A graduate theological seminary grad from the Pacific School of Religion in Berkeley, I became a prolific writer publishing in a variety of San Francisco area alternative publications on themes of social and personal liberation, in general, and gay liberation in particular, as well as more general anti-war and civil rights themes.
I came away from that bearded, seat-of-the-pants era in my life with nothing saved or stored at all. But whereas, in recent years, I’d been able to retrieve old copies of the Berkeley Barb, the Berkeley Tribe, Gay Sunshine and the San Francisco Kalendar with stuff I wrote in them from Ebay, mostly, I could never come across my own newspaper, The Effeminist, either the first or the second one (we did only two).
The copy I now have in front of me came by way of a young scholar, Heather White, now teaching in the Pacific Northwest having published her own new book, Reforming Sodom: Protestants and the Rise of Gay Rights (University of North Carolina Press, 2015), that includes a narrative of my role in the movement back then, at least a part of it.
Ms. White contacted me by email and phone recently because in a university class she is teaching, the mostly gay and lesbian students have come to her with no institutional knowledge of what the issues were in the rise of the modern gay movement beyond the current push for gay marriage, which, she said, seems somewhat unsatisfying to them.
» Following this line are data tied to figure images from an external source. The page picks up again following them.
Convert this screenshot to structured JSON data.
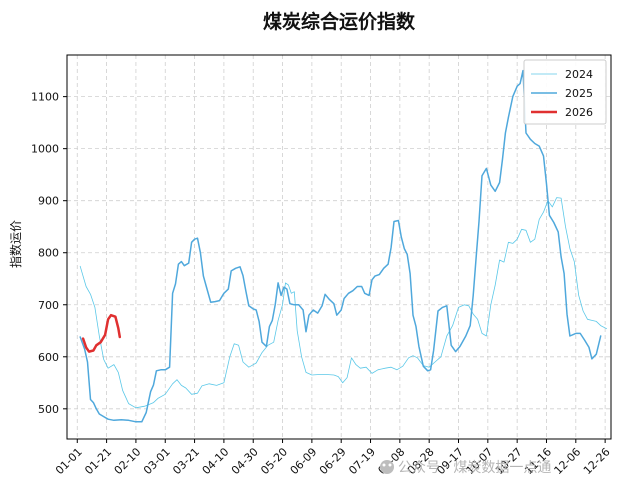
{
  "chart_data": {
    "type": "line",
    "title": "煤炭综合运价指数",
    "xlabel": "",
    "ylabel": "指数运价",
    "xlim": [
      -7,
      364
    ],
    "ylim": [
      442,
      1180
    ],
    "yticks": [
      500,
      600,
      700,
      800,
      900,
      1000,
      1100
    ],
    "x_ticks": [
      {
        "day": 0,
        "label": "01-01"
      },
      {
        "day": 20,
        "label": "01-21"
      },
      {
        "day": 40,
        "label": "02-10"
      },
      {
        "day": 60,
        "label": "03-01"
      },
      {
        "day": 80,
        "label": "03-21"
      },
      {
        "day": 100,
        "label": "04-10"
      },
      {
        "day": 120,
        "label": "04-30"
      },
      {
        "day": 140,
        "label": "05-20"
      },
      {
        "day": 160,
        "label": "06-09"
      },
      {
        "day": 180,
        "label": "06-29"
      },
      {
        "day": 200,
        "label": "07-19"
      },
      {
        "day": 220,
        "label": "08-08"
      },
      {
        "day": 240,
        "label": "08-28"
      },
      {
        "day": 260,
        "label": "09-17"
      },
      {
        "day": 280,
        "label": "10-07"
      },
      {
        "day": 300,
        "label": "10-27"
      },
      {
        "day": 320,
        "label": "11-16"
      },
      {
        "day": 340,
        "label": "12-06"
      },
      {
        "day": 360,
        "label": "12-26"
      }
    ],
    "grid": true,
    "legend_position": "upper-right",
    "series": [
      {
        "name": "2024",
        "color": "#5bc8e8",
        "style": "thin",
        "points": [
          [
            2,
            774
          ],
          [
            6,
            735
          ],
          [
            9,
            720
          ],
          [
            12,
            695
          ],
          [
            15,
            640
          ],
          [
            18,
            595
          ],
          [
            21,
            578
          ],
          [
            25,
            585
          ],
          [
            28,
            570
          ],
          [
            31,
            535
          ],
          [
            35,
            510
          ],
          [
            40,
            502
          ],
          [
            46,
            505
          ],
          [
            52,
            512
          ],
          [
            55,
            520
          ],
          [
            60,
            528
          ],
          [
            65,
            548
          ],
          [
            68,
            556
          ],
          [
            71,
            545
          ],
          [
            74,
            540
          ],
          [
            78,
            528
          ],
          [
            82,
            530
          ],
          [
            85,
            544
          ],
          [
            90,
            548
          ],
          [
            95,
            545
          ],
          [
            100,
            550
          ],
          [
            104,
            600
          ],
          [
            107,
            625
          ],
          [
            110,
            622
          ],
          [
            113,
            590
          ],
          [
            117,
            580
          ],
          [
            122,
            588
          ],
          [
            126,
            608
          ],
          [
            130,
            622
          ],
          [
            134,
            628
          ],
          [
            137,
            670
          ],
          [
            140,
            700
          ],
          [
            142,
            742
          ],
          [
            144,
            738
          ],
          [
            146,
            722
          ],
          [
            148,
            725
          ],
          [
            150,
            650
          ],
          [
            153,
            600
          ],
          [
            156,
            570
          ],
          [
            160,
            565
          ],
          [
            165,
            566
          ],
          [
            170,
            566
          ],
          [
            175,
            565
          ],
          [
            178,
            562
          ],
          [
            181,
            550
          ],
          [
            184,
            560
          ],
          [
            187,
            598
          ],
          [
            190,
            585
          ],
          [
            193,
            578
          ],
          [
            197,
            580
          ],
          [
            201,
            568
          ],
          [
            205,
            575
          ],
          [
            210,
            578
          ],
          [
            214,
            580
          ],
          [
            218,
            575
          ],
          [
            222,
            582
          ],
          [
            226,
            598
          ],
          [
            229,
            602
          ],
          [
            232,
            598
          ],
          [
            236,
            583
          ],
          [
            240,
            580
          ],
          [
            244,
            590
          ],
          [
            248,
            600
          ],
          [
            252,
            640
          ],
          [
            256,
            660
          ],
          [
            260,
            695
          ],
          [
            264,
            700
          ],
          [
            267,
            698
          ],
          [
            270,
            682
          ],
          [
            273,
            672
          ],
          [
            276,
            645
          ],
          [
            279,
            640
          ],
          [
            282,
            700
          ],
          [
            285,
            738
          ],
          [
            288,
            786
          ],
          [
            291,
            782
          ],
          [
            294,
            820
          ],
          [
            297,
            818
          ],
          [
            300,
            826
          ],
          [
            303,
            845
          ],
          [
            306,
            843
          ],
          [
            309,
            820
          ],
          [
            312,
            826
          ],
          [
            315,
            864
          ],
          [
            318,
            878
          ],
          [
            321,
            900
          ],
          [
            324,
            888
          ],
          [
            327,
            906
          ],
          [
            330,
            905
          ],
          [
            333,
            850
          ],
          [
            336,
            808
          ],
          [
            339,
            783
          ],
          [
            342,
            718
          ],
          [
            345,
            688
          ],
          [
            348,
            672
          ],
          [
            351,
            670
          ],
          [
            354,
            668
          ],
          [
            357,
            660
          ],
          [
            361,
            654
          ]
        ]
      },
      {
        "name": "2025",
        "color": "#4fa8dc",
        "style": "medium",
        "points": [
          [
            2,
            638
          ],
          [
            5,
            615
          ],
          [
            7,
            590
          ],
          [
            9,
            518
          ],
          [
            11,
            512
          ],
          [
            13,
            500
          ],
          [
            15,
            490
          ],
          [
            18,
            485
          ],
          [
            21,
            480
          ],
          [
            25,
            478
          ],
          [
            30,
            479
          ],
          [
            35,
            478
          ],
          [
            40,
            475
          ],
          [
            44,
            475
          ],
          [
            47,
            493
          ],
          [
            50,
            533
          ],
          [
            52,
            546
          ],
          [
            54,
            573
          ],
          [
            57,
            575
          ],
          [
            60,
            575
          ],
          [
            63,
            580
          ],
          [
            65,
            722
          ],
          [
            67,
            740
          ],
          [
            69,
            778
          ],
          [
            71,
            783
          ],
          [
            73,
            775
          ],
          [
            76,
            780
          ],
          [
            78,
            820
          ],
          [
            80,
            826
          ],
          [
            82,
            828
          ],
          [
            84,
            800
          ],
          [
            86,
            755
          ],
          [
            88,
            735
          ],
          [
            91,
            705
          ],
          [
            94,
            706
          ],
          [
            97,
            708
          ],
          [
            100,
            722
          ],
          [
            103,
            730
          ],
          [
            105,
            765
          ],
          [
            108,
            770
          ],
          [
            111,
            773
          ],
          [
            113,
            756
          ],
          [
            115,
            726
          ],
          [
            117,
            698
          ],
          [
            120,
            692
          ],
          [
            122,
            690
          ],
          [
            124,
            668
          ],
          [
            126,
            628
          ],
          [
            129,
            620
          ],
          [
            131,
            658
          ],
          [
            133,
            670
          ],
          [
            135,
            700
          ],
          [
            137,
            742
          ],
          [
            139,
            718
          ],
          [
            141,
            734
          ],
          [
            143,
            730
          ],
          [
            145,
            702
          ],
          [
            148,
            700
          ],
          [
            151,
            700
          ],
          [
            154,
            690
          ],
          [
            156,
            648
          ],
          [
            158,
            680
          ],
          [
            161,
            690
          ],
          [
            164,
            684
          ],
          [
            167,
            698
          ],
          [
            169,
            720
          ],
          [
            172,
            710
          ],
          [
            175,
            702
          ],
          [
            177,
            680
          ],
          [
            180,
            690
          ],
          [
            182,
            712
          ],
          [
            185,
            722
          ],
          [
            188,
            727
          ],
          [
            191,
            735
          ],
          [
            194,
            735
          ],
          [
            196,
            722
          ],
          [
            199,
            718
          ],
          [
            201,
            748
          ],
          [
            203,
            755
          ],
          [
            206,
            758
          ],
          [
            209,
            770
          ],
          [
            212,
            778
          ],
          [
            214,
            810
          ],
          [
            216,
            860
          ],
          [
            219,
            862
          ],
          [
            221,
            830
          ],
          [
            223,
            808
          ],
          [
            225,
            797
          ],
          [
            227,
            760
          ],
          [
            229,
            680
          ],
          [
            231,
            658
          ],
          [
            233,
            620
          ],
          [
            236,
            582
          ],
          [
            239,
            573
          ],
          [
            241,
            575
          ],
          [
            243,
            612
          ],
          [
            246,
            688
          ],
          [
            249,
            695
          ],
          [
            252,
            698
          ],
          [
            255,
            622
          ],
          [
            258,
            610
          ],
          [
            261,
            620
          ],
          [
            265,
            640
          ],
          [
            268,
            660
          ],
          [
            270,
            718
          ],
          [
            272,
            790
          ],
          [
            274,
            860
          ],
          [
            276,
            948
          ],
          [
            279,
            962
          ],
          [
            282,
            930
          ],
          [
            285,
            918
          ],
          [
            288,
            935
          ],
          [
            290,
            980
          ],
          [
            292,
            1030
          ],
          [
            294,
            1060
          ],
          [
            297,
            1100
          ],
          [
            300,
            1120
          ],
          [
            302,
            1125
          ],
          [
            304,
            1150
          ],
          [
            306,
            1030
          ],
          [
            309,
            1018
          ],
          [
            312,
            1010
          ],
          [
            315,
            1005
          ],
          [
            318,
            986
          ],
          [
            320,
            932
          ],
          [
            322,
            872
          ],
          [
            325,
            858
          ],
          [
            328,
            840
          ],
          [
            330,
            792
          ],
          [
            332,
            760
          ],
          [
            334,
            682
          ],
          [
            336,
            640
          ],
          [
            340,
            645
          ],
          [
            343,
            645
          ],
          [
            346,
            632
          ],
          [
            349,
            618
          ],
          [
            351,
            596
          ],
          [
            354,
            605
          ],
          [
            357,
            640
          ]
        ]
      },
      {
        "name": "2026",
        "color": "#e03030",
        "style": "thick",
        "points": [
          [
            4,
            635
          ],
          [
            6,
            618
          ],
          [
            8,
            610
          ],
          [
            11,
            612
          ],
          [
            13,
            622
          ],
          [
            16,
            628
          ],
          [
            19,
            642
          ],
          [
            21,
            672
          ],
          [
            23,
            680
          ],
          [
            26,
            677
          ],
          [
            28,
            655
          ],
          [
            29,
            638
          ]
        ]
      }
    ]
  },
  "watermark": {
    "text": "公众号 · 煤炭数据一点通"
  }
}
When Ms. White asked me what surprised me most seeing a copy of my own creation from 44 years past, I said immediately, “I think I am most amazed by how my basic world view has not changed a single iota from what it was then.”
My collaborator and I had back then broken off from the main current of the gay liberation movement which, in our view, was descending at breakneck speed toward the kind of hedonistic excess that defined the decade of the 1970s.
We were derided and overwhelmed by a gay men’s movement that was so caught up in the pursuit of wanton, insatiable sexual extravagance.
We were knocked to the curb, but around the same time, many lesbians were very off-put by the same trend and broke with the “gay” movement, insisting on being distinguished from “gay” by the term, “lesbian,” from then on.
Our call to gays was to embrace their true identity, which was found not in their sexuality, per se, but in their creative sensibilities that had strategically allied with women through the centuries against the brutish and militaristic male chauvinist society, playing an enormous role in the progress of civilization.
Properly understood, gays are what the author E.M. Forster brilliantly described in “What I Believe,” a 1939 anti-war pamphlet as “not an aristocracy of power, based upon rank and influence, but an aristocracy of the sensitive, the considerate and the plucky.”